Dorion Sagan is a celebrated writer,
ecological philosopher, and author or co-author of twenty-five books, which
have been translated into fifteen languages (French, Italian, Japanese,
Chinese, Dutch, German, Danish, Spanish, Hebrew, French, Portuguese, Turkish,
Romanian, Catalan, and Basque). As an ecological theorist he has been at the
forefront of bringing our growing understanding of symbiosis as a major force
in evolution into the intellectual mainstream, both within science and the
humanities, and rethinking the human body as a “multispecies organism.” Sagan
has recently continued his lifelong efforts to decenter the human by proposing
the concept of Cyanocene in response to the Anthropocene debates (e.g., “Coda:
Beautiful Monsters: Terra in the Cyanocene," Arts of Living on a Damaged
Planet, University of Minnesota, 2017).
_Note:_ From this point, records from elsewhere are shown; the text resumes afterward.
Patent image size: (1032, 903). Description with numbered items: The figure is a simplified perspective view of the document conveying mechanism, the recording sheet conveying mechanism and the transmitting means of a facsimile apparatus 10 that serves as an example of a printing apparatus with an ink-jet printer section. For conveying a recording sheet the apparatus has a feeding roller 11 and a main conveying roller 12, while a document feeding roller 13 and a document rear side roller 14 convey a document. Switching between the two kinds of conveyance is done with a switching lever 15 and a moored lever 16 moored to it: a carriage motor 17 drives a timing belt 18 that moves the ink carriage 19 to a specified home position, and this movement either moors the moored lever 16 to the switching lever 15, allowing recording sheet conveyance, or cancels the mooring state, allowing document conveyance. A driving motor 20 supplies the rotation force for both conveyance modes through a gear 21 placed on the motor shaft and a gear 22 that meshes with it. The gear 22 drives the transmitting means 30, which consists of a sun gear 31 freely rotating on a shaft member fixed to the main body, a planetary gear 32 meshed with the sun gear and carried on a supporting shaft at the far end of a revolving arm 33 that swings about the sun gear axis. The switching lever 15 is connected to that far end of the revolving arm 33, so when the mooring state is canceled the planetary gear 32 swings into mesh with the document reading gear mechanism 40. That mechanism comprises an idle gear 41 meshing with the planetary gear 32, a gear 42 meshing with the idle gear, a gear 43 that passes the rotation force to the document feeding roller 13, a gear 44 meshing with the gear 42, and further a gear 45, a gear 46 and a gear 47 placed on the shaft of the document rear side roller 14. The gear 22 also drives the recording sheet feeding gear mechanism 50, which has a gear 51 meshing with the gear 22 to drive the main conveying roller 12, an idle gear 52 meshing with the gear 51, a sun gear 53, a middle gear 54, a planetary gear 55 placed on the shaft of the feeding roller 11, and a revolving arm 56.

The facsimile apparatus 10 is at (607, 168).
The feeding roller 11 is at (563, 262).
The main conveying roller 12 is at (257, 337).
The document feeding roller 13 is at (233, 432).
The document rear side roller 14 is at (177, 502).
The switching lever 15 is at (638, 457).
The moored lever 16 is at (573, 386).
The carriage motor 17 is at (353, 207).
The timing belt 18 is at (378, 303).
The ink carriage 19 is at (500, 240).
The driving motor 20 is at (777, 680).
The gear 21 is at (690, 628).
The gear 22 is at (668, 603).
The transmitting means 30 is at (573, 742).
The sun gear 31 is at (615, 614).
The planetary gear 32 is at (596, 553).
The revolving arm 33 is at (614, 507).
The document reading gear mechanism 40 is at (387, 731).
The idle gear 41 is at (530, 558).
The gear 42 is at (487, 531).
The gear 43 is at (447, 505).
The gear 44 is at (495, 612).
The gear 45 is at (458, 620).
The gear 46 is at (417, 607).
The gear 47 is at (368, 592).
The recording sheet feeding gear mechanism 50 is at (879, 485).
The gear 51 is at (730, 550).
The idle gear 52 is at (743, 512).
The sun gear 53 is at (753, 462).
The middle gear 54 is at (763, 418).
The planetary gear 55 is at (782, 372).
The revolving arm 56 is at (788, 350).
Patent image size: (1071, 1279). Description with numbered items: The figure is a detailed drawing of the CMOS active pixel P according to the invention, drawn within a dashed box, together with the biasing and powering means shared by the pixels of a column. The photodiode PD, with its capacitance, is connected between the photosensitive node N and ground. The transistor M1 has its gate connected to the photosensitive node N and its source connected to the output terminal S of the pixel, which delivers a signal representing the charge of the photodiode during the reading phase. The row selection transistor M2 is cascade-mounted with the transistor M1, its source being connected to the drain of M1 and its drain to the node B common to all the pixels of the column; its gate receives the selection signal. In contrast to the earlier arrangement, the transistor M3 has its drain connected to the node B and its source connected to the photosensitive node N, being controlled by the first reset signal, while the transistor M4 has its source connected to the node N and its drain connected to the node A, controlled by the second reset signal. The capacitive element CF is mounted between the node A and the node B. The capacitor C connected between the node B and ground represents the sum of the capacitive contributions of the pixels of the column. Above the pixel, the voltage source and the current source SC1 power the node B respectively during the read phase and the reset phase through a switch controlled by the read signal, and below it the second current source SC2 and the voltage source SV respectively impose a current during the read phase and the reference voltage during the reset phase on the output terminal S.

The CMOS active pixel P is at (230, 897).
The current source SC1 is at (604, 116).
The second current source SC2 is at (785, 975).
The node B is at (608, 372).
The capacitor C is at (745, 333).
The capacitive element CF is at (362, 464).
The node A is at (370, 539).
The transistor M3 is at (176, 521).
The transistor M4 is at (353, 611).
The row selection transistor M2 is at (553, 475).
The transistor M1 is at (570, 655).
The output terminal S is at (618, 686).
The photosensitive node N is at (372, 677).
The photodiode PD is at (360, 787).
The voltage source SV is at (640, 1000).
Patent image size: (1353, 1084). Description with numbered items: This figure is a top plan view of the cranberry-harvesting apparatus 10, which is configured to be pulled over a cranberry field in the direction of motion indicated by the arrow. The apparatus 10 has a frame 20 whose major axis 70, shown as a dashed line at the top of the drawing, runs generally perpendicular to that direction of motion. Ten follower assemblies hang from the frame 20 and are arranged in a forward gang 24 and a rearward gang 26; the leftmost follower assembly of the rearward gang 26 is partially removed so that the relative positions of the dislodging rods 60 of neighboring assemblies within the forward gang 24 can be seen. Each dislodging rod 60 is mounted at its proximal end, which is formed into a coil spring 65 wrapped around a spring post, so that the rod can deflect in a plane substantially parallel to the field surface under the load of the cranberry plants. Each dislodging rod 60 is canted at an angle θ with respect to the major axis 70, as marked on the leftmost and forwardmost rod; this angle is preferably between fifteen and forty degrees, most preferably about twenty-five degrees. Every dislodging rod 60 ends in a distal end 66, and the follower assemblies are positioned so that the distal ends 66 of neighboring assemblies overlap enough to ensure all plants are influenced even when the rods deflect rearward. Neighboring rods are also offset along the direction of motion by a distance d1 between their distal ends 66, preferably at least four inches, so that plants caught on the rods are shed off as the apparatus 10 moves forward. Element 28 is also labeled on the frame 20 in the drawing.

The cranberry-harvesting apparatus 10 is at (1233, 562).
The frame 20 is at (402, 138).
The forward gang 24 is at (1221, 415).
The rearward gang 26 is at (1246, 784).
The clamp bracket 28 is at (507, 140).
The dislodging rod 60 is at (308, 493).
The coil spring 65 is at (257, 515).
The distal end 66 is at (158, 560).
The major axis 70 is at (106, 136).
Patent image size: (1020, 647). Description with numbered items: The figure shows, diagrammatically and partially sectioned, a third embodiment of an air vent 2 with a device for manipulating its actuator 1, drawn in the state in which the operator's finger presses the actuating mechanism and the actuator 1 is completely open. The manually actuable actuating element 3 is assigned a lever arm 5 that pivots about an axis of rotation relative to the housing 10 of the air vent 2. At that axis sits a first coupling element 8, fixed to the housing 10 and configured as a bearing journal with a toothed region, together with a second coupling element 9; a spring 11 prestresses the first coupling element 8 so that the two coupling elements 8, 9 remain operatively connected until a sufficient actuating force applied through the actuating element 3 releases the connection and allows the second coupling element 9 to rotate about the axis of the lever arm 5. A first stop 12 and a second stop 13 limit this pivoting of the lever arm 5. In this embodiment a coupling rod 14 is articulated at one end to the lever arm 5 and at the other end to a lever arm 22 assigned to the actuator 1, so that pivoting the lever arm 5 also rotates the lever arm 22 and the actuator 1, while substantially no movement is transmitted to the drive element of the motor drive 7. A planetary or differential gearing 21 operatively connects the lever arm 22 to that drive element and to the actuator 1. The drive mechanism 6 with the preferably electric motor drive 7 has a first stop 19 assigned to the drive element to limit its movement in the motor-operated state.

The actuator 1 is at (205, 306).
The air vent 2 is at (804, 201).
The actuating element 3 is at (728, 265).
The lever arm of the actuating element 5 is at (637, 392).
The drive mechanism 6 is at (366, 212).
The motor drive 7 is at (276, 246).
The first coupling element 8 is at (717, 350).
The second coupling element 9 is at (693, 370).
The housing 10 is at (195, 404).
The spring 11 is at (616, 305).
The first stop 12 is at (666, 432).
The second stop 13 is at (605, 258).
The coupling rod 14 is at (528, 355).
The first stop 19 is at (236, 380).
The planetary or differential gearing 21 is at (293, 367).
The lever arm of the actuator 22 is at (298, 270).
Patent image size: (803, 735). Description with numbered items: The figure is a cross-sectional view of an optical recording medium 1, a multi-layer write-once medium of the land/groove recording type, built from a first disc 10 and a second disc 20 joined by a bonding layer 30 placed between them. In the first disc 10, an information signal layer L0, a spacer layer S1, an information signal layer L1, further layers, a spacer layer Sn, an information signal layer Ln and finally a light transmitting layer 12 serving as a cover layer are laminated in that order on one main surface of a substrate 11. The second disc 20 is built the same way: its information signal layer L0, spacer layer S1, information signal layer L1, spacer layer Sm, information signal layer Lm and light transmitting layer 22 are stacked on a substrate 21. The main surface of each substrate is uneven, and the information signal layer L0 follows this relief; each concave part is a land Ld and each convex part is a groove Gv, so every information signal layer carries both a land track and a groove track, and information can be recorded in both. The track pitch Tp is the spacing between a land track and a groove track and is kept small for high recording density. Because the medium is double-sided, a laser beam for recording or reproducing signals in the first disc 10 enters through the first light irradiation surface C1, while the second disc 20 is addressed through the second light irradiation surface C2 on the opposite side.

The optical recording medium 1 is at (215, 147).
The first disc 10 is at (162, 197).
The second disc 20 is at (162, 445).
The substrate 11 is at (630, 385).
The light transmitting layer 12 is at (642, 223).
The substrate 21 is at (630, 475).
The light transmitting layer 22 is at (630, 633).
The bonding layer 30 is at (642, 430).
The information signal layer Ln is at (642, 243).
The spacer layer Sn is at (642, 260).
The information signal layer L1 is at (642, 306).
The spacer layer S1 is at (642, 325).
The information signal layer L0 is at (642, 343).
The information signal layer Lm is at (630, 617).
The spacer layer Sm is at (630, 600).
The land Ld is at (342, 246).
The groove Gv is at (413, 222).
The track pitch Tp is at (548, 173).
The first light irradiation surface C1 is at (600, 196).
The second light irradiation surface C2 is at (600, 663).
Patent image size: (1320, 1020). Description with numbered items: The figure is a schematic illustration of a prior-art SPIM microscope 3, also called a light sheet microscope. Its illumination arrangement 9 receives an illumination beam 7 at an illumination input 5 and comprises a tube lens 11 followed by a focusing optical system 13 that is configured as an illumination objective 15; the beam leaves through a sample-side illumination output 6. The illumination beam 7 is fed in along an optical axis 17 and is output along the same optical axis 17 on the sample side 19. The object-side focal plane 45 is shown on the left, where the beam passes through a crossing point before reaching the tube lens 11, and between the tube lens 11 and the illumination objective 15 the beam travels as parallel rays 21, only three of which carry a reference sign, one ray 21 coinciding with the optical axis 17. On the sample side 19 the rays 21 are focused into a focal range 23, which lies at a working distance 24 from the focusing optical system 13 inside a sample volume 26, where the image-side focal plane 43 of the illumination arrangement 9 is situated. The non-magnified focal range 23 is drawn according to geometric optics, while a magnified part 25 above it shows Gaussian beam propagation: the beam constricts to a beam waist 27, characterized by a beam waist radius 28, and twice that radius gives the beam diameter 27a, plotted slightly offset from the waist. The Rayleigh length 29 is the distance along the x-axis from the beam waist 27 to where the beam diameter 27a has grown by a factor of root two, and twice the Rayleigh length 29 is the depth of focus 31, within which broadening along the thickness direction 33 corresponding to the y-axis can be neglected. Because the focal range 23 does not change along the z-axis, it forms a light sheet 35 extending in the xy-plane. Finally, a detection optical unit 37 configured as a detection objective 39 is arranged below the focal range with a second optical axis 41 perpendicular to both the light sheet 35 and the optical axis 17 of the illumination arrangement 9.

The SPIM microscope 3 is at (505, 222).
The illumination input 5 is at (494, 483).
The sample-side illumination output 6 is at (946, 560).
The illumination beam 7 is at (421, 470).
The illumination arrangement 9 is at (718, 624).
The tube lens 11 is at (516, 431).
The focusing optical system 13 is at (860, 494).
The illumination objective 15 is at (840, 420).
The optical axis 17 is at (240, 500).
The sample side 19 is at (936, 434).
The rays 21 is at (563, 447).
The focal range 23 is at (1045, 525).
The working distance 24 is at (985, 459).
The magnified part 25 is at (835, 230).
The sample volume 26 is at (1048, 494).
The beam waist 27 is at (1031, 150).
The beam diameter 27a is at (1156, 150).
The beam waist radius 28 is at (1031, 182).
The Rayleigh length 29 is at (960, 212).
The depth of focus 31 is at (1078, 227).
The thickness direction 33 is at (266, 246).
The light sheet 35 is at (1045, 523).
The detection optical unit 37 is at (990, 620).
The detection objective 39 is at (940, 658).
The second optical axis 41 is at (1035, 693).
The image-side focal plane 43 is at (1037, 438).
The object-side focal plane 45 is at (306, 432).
A serial collaborator on scientific,
intellectual, and artistic projects, Sagan's work ethic follows that of
evolving life, whose creativity derives largely from symbiotic merger and
genetic recombination. With Carl Sagan and Lynn Margulis, his parents, he is
coauthor of the entries for both “Life” and “Extraterrestrial Life” in the
Encyclopedia Britannica. He is the author of He is the co-author of
"Microcosmos: Four Billion Years of Microbial Evolution" (University
of California Press: 2023) and of “Cosmic Apprentice: Dispatches from the Edges
of Science “(University of Minnesota Press, 2013).